Monday, March 28, 2011

Jesus and the Eucharist 1

My friend and Catholic New Testament scholar Brant Pitre, for whom I have the greatest respect, has just released an interesting, accessible and important book on the Lord’s Supper (i.e. the Eucharist, for those of us low church folks!). The book is Jesus and the Jewish Roots of the Eucharist: Unlocking the Secrets of the Last Supper.

I grew up a Protestant low church Baptist so my understanding of the Lord’s Supper has always been very Zwingli-ish. In other words, I have understood the Lord’s Supper as primarily memorial. In the Lord’s Supper we “remember” and reflect on the death of Jesus.

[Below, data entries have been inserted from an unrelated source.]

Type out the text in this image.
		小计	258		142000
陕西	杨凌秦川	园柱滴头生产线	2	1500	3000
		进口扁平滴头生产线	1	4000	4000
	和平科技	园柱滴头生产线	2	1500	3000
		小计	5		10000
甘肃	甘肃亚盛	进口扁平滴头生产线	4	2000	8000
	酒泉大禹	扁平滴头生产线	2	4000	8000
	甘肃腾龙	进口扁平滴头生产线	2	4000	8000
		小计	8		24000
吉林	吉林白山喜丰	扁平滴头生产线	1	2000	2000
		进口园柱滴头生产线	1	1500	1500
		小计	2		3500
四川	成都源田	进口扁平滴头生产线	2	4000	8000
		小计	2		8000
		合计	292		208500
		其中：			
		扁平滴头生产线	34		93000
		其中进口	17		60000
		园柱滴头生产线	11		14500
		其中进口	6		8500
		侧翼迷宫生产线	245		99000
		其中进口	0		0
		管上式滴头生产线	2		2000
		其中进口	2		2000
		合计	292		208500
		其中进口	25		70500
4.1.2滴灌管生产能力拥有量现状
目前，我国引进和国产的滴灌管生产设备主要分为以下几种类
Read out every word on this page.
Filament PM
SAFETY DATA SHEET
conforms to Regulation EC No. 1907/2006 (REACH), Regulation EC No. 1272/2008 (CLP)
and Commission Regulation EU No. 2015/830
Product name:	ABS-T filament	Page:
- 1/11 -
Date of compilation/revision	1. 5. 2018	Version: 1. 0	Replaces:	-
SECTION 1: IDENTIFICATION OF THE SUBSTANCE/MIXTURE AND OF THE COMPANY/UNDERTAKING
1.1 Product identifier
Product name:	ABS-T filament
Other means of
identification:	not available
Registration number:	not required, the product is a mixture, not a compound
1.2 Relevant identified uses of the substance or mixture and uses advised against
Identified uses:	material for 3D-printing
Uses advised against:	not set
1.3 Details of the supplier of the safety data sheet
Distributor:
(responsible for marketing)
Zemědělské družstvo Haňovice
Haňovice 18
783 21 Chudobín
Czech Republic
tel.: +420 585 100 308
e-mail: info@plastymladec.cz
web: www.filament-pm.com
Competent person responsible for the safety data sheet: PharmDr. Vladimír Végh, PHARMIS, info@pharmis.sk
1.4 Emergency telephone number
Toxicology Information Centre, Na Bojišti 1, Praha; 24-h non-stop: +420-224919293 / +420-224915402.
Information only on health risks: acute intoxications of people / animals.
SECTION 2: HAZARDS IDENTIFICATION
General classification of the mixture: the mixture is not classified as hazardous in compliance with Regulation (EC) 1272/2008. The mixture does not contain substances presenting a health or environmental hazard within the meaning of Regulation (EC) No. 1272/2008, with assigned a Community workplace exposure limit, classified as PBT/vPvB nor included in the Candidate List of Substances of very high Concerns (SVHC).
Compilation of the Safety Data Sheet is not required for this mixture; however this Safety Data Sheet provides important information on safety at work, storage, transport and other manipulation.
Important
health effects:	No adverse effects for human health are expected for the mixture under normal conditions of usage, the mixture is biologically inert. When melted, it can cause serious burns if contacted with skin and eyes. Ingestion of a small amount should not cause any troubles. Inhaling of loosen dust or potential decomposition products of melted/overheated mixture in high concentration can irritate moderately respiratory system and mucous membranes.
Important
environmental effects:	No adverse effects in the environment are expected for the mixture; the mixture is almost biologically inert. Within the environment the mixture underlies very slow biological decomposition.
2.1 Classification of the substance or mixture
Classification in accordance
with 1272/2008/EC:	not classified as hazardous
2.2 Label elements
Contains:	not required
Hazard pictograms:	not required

Brant’s provocative thesis in the book is that the traditional Catholic view of transubstantiation, which believes that the bread and wine in communion are transformed literally into the body and blood of Jesus, is rooted in Jesus’ own teaching and first century Jewish context. The book presses me, and all readers, to consider a fresh Jesus’ teaching on the Eucharist. However, this is more than a book about the Eucharist.

In the book, Brant shows the importance of understanding the Jewish context of Jesus. This, for me, is a lesson nearly as important as his thesis on the Eucharist. I will be reflecting on the book in a series of posts.

Brant begins in this introduction with a somewhat darkly comical but yet poignant story of a pre-martial interview with his soon-to-be wife's family's Baptist pastor over 15 years ago. Upon hearing that Brant was a Catholic, the meeting turned from a pre-marital interview into a theological interrogation. As Brant recounts it, the pastor "grilled me on every single controversial point in the Catholic faith". pulled no punches in his questions of Brant over all things Catholic: Mary, the Canon of Scripture, the Pope and the Eucharist.

On the latter topic, the Eucharist, the pastor asked/asserted "How can Catholics teach that bread and wine actually become Jesus' body and blood? Do you really believe that? It's ridiculous!" Brant reflected on the fact that in the moment he was unable to provide a biblical and theological response. He left the meeting devastated. To make matters worse, the pastor said to Brant's fiance that "he has serious concerns about yoking you with an unbeliever".

Brant reflected that this experience was a "major turning point" in his life. He shares that this event became one of the reasons he is a biblical scholar today. Brant writes, "In effect, my exchange with the pastor poured gasoline on the fire of my interest in Scripture". One of the major lessons he learned as he pursued a biblical studies in undergrad, graduate and post-graduate work was this:
If you really want to know who Jesus was and what he was saying and doing, then you need to interpret his words and deeds in their historical context. And that means become familiar with not just ancient Christianity but also with ancient Judaism.


sujomo said...

Hi Mike,

I am sorry I can't resist not making a comment. What you mean from your previous Baptist background is the "so-called Zwinglian view" of the Eucharist or the Lord's Supper. Zwingli scholars such as Peter Stephens have demonstrated the marked difference between Zwingli in his earlier years and the later writings of Zwingli. Some of Stephens' work is reflected in my humble blog.


sujomo said...

Hi Joel,

Sorry I thought the post was Mike's!


Joel Willitts said...

I didn't mean to suggest I wasn't still a Baptist ecclesiastically though I pastor in a nondenom church.